當然還可以使用throw+trycatch完成終止回圈, 但是那樣太奇怪了, 很反模式, 不過我還是實作了一下
some/every優化版
const canConstruct = (target, wordBank) => {
if (target === '') return true
console.log(target, wordBank)
return wordBank.some(
word =>
target.indexOf(word) !== -1 &&
target.split(word, 2).every(subStr => canConstruct(subStr, wordBank))
)
}
console.log(canConstruct('', ['cat']))
console.log(canConstruct('CatVsDog', ['Cat', 'Vs', 'Dog']))
console.log(canConstruct('CatVsDog', ['at', 'Vs', 'Dog']))
console.log(canConstruct('CatVsDog', ['Cat', 's', 'Do']))
console.log(canConstruct('CatVsDog', ['Cat', 'VsD', 'Vs', 'Dog']))
try-catch版
看著就惡心
const canConstruct = (target, wordBank) => {
if (target === '') return true
try {
return wordBank.reduce((pre, word) => {
if (pre === true) throw new Error(true)
if (target.indexOf(word) !== -1) {
return (
pre ||
target
.split(word, 2)
.reduce(
(pre, targetStr) => pre && canConstruct(targetStr, wordBank),
true
)
)
}
return pre
}, false)
} catch (e) {
// console.log(typeof e.message)
// 注意這里會把boolean轉成string, 直接return ture 就好了
return true
}
return false
}
console.log(canConstruct('', ['cat']))
console.log(canConstruct('CatVsDog', ['Cat', 'Vs', 'Dog']))
console.log(canConstruct('CatVsDog', ['at', 'Vs', 'Dog']))
console.log(canConstruct('CatVsDog', ['Cat', 's', 'Do']))
console.log(canConstruct('CatVsDog', ['Cat', 'VsD', 'Vs', 'Dog']))
視頻的實作
我們可以從左到右依次檢查是否是子串, 這樣就可以省很多事情, 而且遞回的時候可以不需要檢查兩邊的是否都滿足
這體現了一種轉換的思路
const canConstruct = (target, wordBank) => {
if (target === '') return true
for (const word of wordBank) {
if (target.indexOf(word) === 0) {
const suffix = target.slice(word.length)
if (canConstruct(suffix, wordBank) === true) return true
}
}
return false
}
console.log(canConstruct('', ['cat']))
console.log(canConstruct('CatVsDog', ['Cat', 'Vs', 'Dog']))
console.log(canConstruct('CatVsDog', ['at', 'Vs', 'Dog']))

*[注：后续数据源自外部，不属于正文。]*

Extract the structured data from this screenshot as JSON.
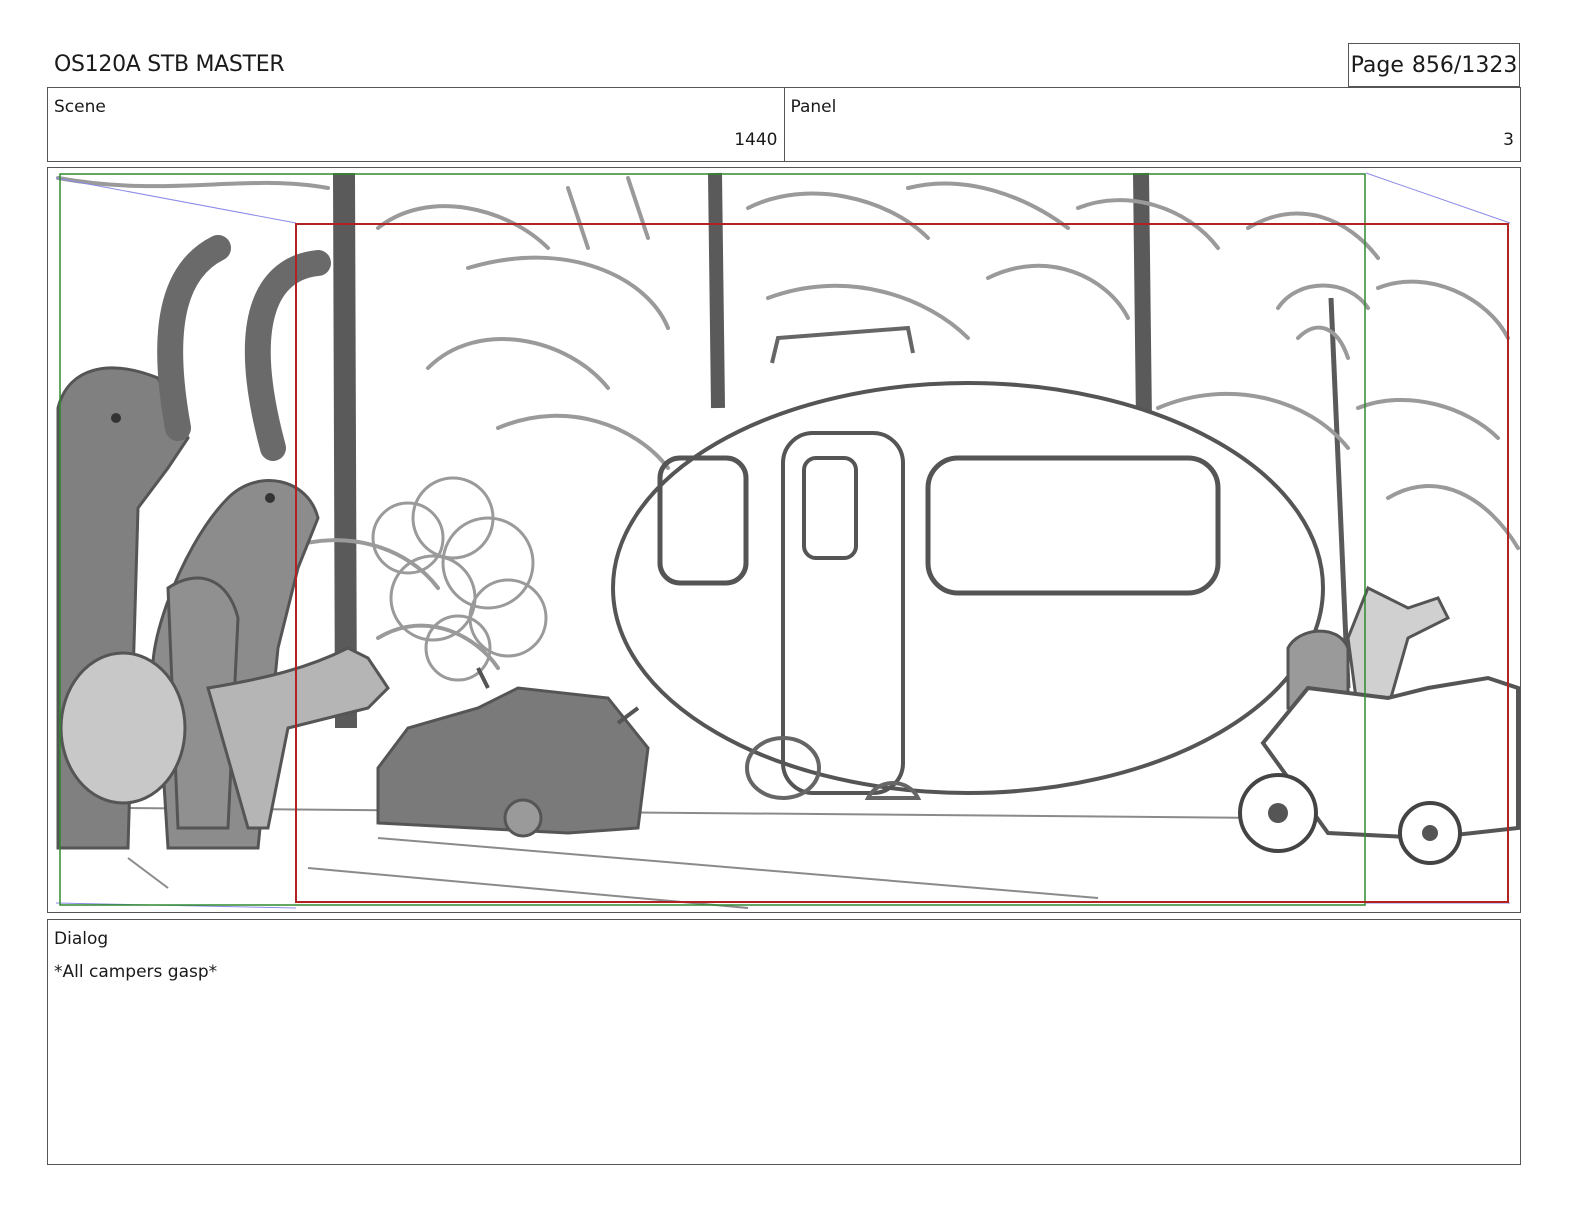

console.log(canConstruct('CatVsDog', ['Cat', 's', 'Do']))
console.log(canConstruct('CatVsDog', ['Cat', 'VsD', 'Vs', 'Dog']))
之前忘了壓力測驗的用例了, 不用想, 肯定都跑不完
console.log(
canConstruct('eeeeeeeeeeeeeeeeeeeeeeeeeeeeeeeeeeeeeeeeeeeef', [
'e',
'ee',
'eee',
'eeee'
])
)
我的實作(正確版)
啊這, 過壓力測驗用例的時候, 發現: 使用split將會把每個e都分割掉, 所以會得到['','']的結果, 所以會錯
所以需要實作一個只分割一次的函式
const canConstruct = (target, wordBank) => {
if (target === '') return true
return wordBank.some(
word =>
target.indexOf(word) !== -1 &&
splitOnce(target, word).every(subStr => canConstruct(subStr, wordBank))
)
}
// 只分割一次的函式
const splitOnce = (str, sign) => {
const index = str.indexOf(sign)
if (index === -1) return [str]
return [str.slice(0, index), str.slice(index + sign.length)]
}
console.log(canConstruct('', ['cat']))
console.log(canConstruct('CatVsDog', ['Cat', 'Vs', 'Dog']))
console.log(canConstruct('CatVsDog', ['at', 'Vs', 'Dog']))
console.log(canConstruct('CatVsDog', ['Cat', 's', 'Do']))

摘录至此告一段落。